Da Redação da Rede Hoje
Os integrantes da Comissão Parlamentar de Inquérito do Crime Organizado rejeitaram, nesta terça-feira, 14 de abril de 2026, o relatório apresentado pelo senador Alessandro Vieira. O placar da votação registrou 6 votos contrários e 4 favoráveis ao parecer, resultando no encerramento das atividades do colegiado sem a aprovação de um documento final. Entre os pontos mais polêmicos do texto estava o pedido de indiciamento de três ministros do Supremo Tribunal Federal e do procurador-geral da República, Paulo Gonet. A reunião foi marcada por críticas sobre a condução dos trabalhos e a falta de prorrogação do prazo da comissão.
O presidente da comissão, senador Fabiano Contarato, lamentou que os trabalhos não tenham sido estendidos pela presidência do Senado Federal. Segundo o parlamentar, a interrupção precoce impediu que a população recebesse respostas efetivas sobre a segurança pública e o avanço das organizações criminosas no país. Contarato também questionou decisões do Poder Judiciário que, por meio de liminares, dificultaram a coleta de depoimentos e o acesso a provas da Polícia Federal. Apesar das ressalvas, o presidente da comissão votou contra o indiciamento dos ministros Dias Toffoli, Alexandre de Moraes e Gilmar Mendes.
Divergências sobre indiciamentos
O líder do governo no Senado, Jaques Wagner, foi um dos principais críticos da proposta apresentada pelo relator Alessandro Vieira durante a sessão. O parlamentar argumentou que o ambiente de uma comissão de inquérito deve ser voltado para a investigação técnica e não para disputas políticas institucionais. Wagner ressaltou que nomes centrais de investigações financeiras deixaram de ser indiciados no relatório, enquanto se buscava atacar a estrutura do Supremo Tribunal Federal. Para o líder governista, o foco da comissão deveria ter permanecido estritamente no combate às facções criminosas e lavagem de dinheiro.

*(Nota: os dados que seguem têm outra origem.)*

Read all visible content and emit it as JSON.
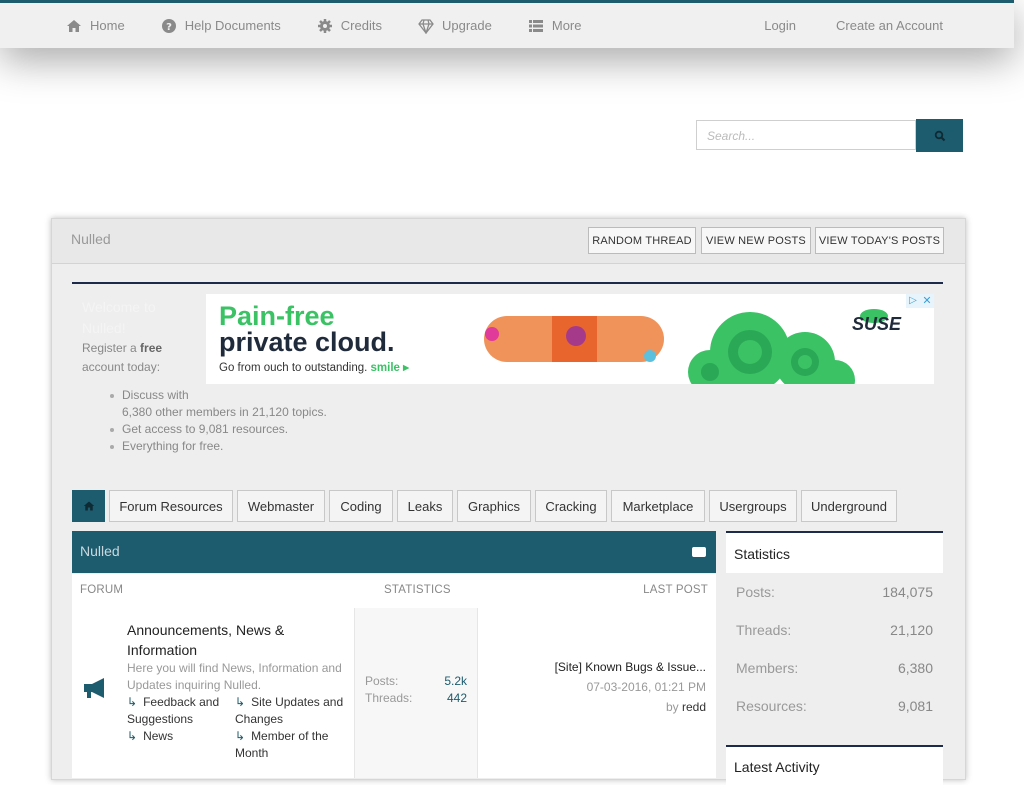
{
  "nav": {
    "left": [
      {
        "label": "Home",
        "icon": "home-icon"
      },
      {
        "label": "Help Documents",
        "icon": "question-icon"
      },
      {
        "label": "Credits",
        "icon": "gear-icon"
      },
      {
        "label": "Upgrade",
        "icon": "diamond-icon"
      },
      {
        "label": "More",
        "icon": "list-icon"
      }
    ],
    "right": [
      {
        "label": "Login"
      },
      {
        "label": "Create an Account"
      }
    ]
  },
  "search": {
    "placeholder": "Search..."
  },
  "panel": {
    "title": "Nulled",
    "buttons": [
      "RANDOM THREAD",
      "VIEW NEW POSTS",
      "VIEW TODAY'S POSTS"
    ]
  },
  "welcome": {
    "title_line1": "Welcome to",
    "title_line2": "Nulled!",
    "register_prefix": "Register a",
    "register_bold": "free",
    "register_suffix": "account today:",
    "bullets": [
      "Discuss with",
      "6,380 other members in 21,120 topics.",
      "Get access to 9,081 resources.",
      "Everything for free."
    ]
  },
  "ad": {
    "headline1": "Pain-free",
    "headline2": "private cloud.",
    "sub": "Go from ouch to outstanding.",
    "cta": "smile",
    "brand": "SUSE"
  },
  "tabs": [
    "Forum Resources",
    "Webmaster",
    "Coding",
    "Leaks",
    "Graphics",
    "Cracking",
    "Marketplace",
    "Usergroups",
    "Underground"
  ],
  "forum": {
    "section_title": "Nulled",
    "columns": {
      "forum": "FORUM",
      "statistics": "STATISTICS",
      "last_post": "LAST POST"
    },
    "rows": [
      {
        "title": "Announcements, News & Information",
        "description": "Here you will find News, Information and Updates inquiring Nulled.",
        "subforums": [
          "Feedback and Suggestions",
          "Site Updates and Changes",
          "News",
          "Member of the Month"
        ],
        "posts_label": "Posts:",
        "posts": "5.2k",
        "threads_label": "Threads:",
        "threads": "442",
        "last_post_title": "[Site] Known Bugs & Issue...",
        "last_post_date": "07-03-2016, 01:21 PM",
        "last_post_by": "by",
        "last_post_user": "redd"
      }
    ]
  },
  "statistics": {
    "title": "Statistics",
    "rows": [
      {
        "label": "Posts:",
        "value": "184,075"
      },
      {
        "label": "Threads:",
        "value": "21,120"
      },
      {
        "label": "Members:",
        "value": "6,380"
      },
      {
        "label": "Resources:",
        "value": "9,081"
      }
    ]
  },
  "latest_activity": {
    "title": "Latest Activity"
  },
  "colors": {
    "accent": "#1d5b6e",
    "dark_rule": "#1e2a4a",
    "ad_green": "#3ac265"
  }
}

Antes da votação definitiva, o colegiado passou por uma troca de integrantes que alterou a correlação de forças no grupo de senadores. Os parlamentares Teresa Leitão e Beto Faro assumiram as vagas que pertenciam anteriormente aos senadores Sergio Moro e Marcos do Val. O relator Alessandro Vieira atribuiu sua derrota a uma intervenção direta do Palácio do Planalto na composição da comissão para garantir a rejeição do seu texto. Vieira defendeu que o fenômeno da criminalidade no Brasil atingiu um nível de complexidade que ameaça a soberania do Estado e exige medidas rigorosas de controle.
Panorama da criminalidade
O relatório agora rejeitado possuía 220 páginas e detalhava o funcionamento de 90 organizações criminosas mapeadas em 24 estados e no Distrito Federal. O estudo apontava que facções como o Comando Vermelho e o Primeiro Comando da Capital exercem domínio territorial sobre comunidades inteiras como estruturas paralelas ao Estado. Segundo o levantamento, aproximadamente 26% do território nacional sofre algum tipo de influência do crime organizado, afetando a vida de 28,5 milhões de brasileiros. A lavagem de dinheiro foi identificada como o motor principal dessas atividades, infiltrada em setores como mineração, imóveis e criptomoedas.
Apesar da rejeição do documento, a comissão identificou estratégias de sucesso no combate ao crime, como a atuação das Forças Integradas de Combate ao Crime Organizado. O relator destacou que a descapitalização financeira, exemplificada pela apreensão de 4 bilhões de reais na Operação Carbono Oculto, é mais eficaz que a repressão policial isolada. O encerramento da comissão sem um relatório oficial transfere agora as discussões sobre as propostas legislativas para as comissões permanentes do Senado. Parlamentares da oposição afirmaram que pretendem reapresentar as sugestões de mudanças na lei de forma individual nas próximas semanas.